CFTC Wins Power Play Over Kraft in Futures Case
The Seventh Circuit just handed the CFTC a decisive procedural victory in its long-running case against Kraft and Mondelez, ruling that the agency can force the companies back into enforcement proceedings despite their earlier settlement. At stake is whether the Commission can keep cases alive through appeals, a question with ripple effects for how aggressively it can police commodity and crypto-linked markets.
The dispute began when the CFTC accused Kraft and Mondelez of manipulating wheat futures prices in 2011. After years of litigation, the parties reached a settlement in 2019 that included a $16 million civil penalty. The companies argued the deal ended the matter entirely, but the CFTC pushed to preserve its right to appeal a district court ruling that had limited its enforcement theories. When the lower court refused to reopen the case, the agency petitioned the Seventh Circuit for a writ of mandamus—an extraordinary order compelling the district judge to act.
The appeals court granted that writ. It held that the district court had no discretion to block the CFTC’s appeal once the settlement explicitly preserved the agency’s appellate rights. The judges ruled that the lower court’s refusal to vacate its prior order and enter a final judgment was an abuse of discretion that improperly stripped the CFTC of its statutory right to appellate review.
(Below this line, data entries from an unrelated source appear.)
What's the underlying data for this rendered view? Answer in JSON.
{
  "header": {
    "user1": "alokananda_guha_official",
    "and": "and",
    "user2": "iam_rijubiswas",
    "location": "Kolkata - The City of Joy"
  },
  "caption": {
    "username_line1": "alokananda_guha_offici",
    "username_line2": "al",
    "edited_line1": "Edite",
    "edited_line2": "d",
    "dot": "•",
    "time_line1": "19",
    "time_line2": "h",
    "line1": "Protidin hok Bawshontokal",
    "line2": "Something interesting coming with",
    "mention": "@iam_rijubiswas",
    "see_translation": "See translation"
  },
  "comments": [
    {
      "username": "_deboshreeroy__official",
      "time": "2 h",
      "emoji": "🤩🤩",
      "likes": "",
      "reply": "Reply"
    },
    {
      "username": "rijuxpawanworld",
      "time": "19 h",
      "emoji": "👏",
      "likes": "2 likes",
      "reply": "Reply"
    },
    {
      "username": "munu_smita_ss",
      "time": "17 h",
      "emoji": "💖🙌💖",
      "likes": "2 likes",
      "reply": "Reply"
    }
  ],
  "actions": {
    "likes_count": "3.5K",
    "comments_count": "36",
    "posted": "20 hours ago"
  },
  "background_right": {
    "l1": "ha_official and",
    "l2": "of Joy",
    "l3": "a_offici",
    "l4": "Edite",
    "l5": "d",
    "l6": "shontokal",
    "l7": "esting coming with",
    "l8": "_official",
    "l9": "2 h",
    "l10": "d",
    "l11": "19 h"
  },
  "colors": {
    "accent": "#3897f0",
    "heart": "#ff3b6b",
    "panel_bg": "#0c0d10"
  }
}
Kraft and Mondelez lose the finality they thought they had purchased with the settlement; the CFTC regains the ability to test its broader theories of manipulation on appeal.
In plain terms, the Seventh Circuit told the district court to reopen the door just enough for the CFTC to walk through with an appeal. The decision does not resolve the underlying manipulation claims or impose new liability, but it prevents parties from using settlements to permanently silence the agency once a case has been partially litigated.
For crypto and commodities markets, the ruling signals that the CFTC will fight hard to keep its enforcement theories alive even after apparent settlements. Companies dealing in futures, derivatives, or crypto-linked contracts now face greater uncertainty: a signed deal may not end regulatory exposure if the agency wants to clarify or expand its authority through appeals. Exchanges and DeFi protocols structuring products around CFTC-regulated instruments should price in the risk that enforcement positions can survive negotiated resolutions.
Traders and issuers should treat every CFTC settlement as potentially provisional until all appellate windows close.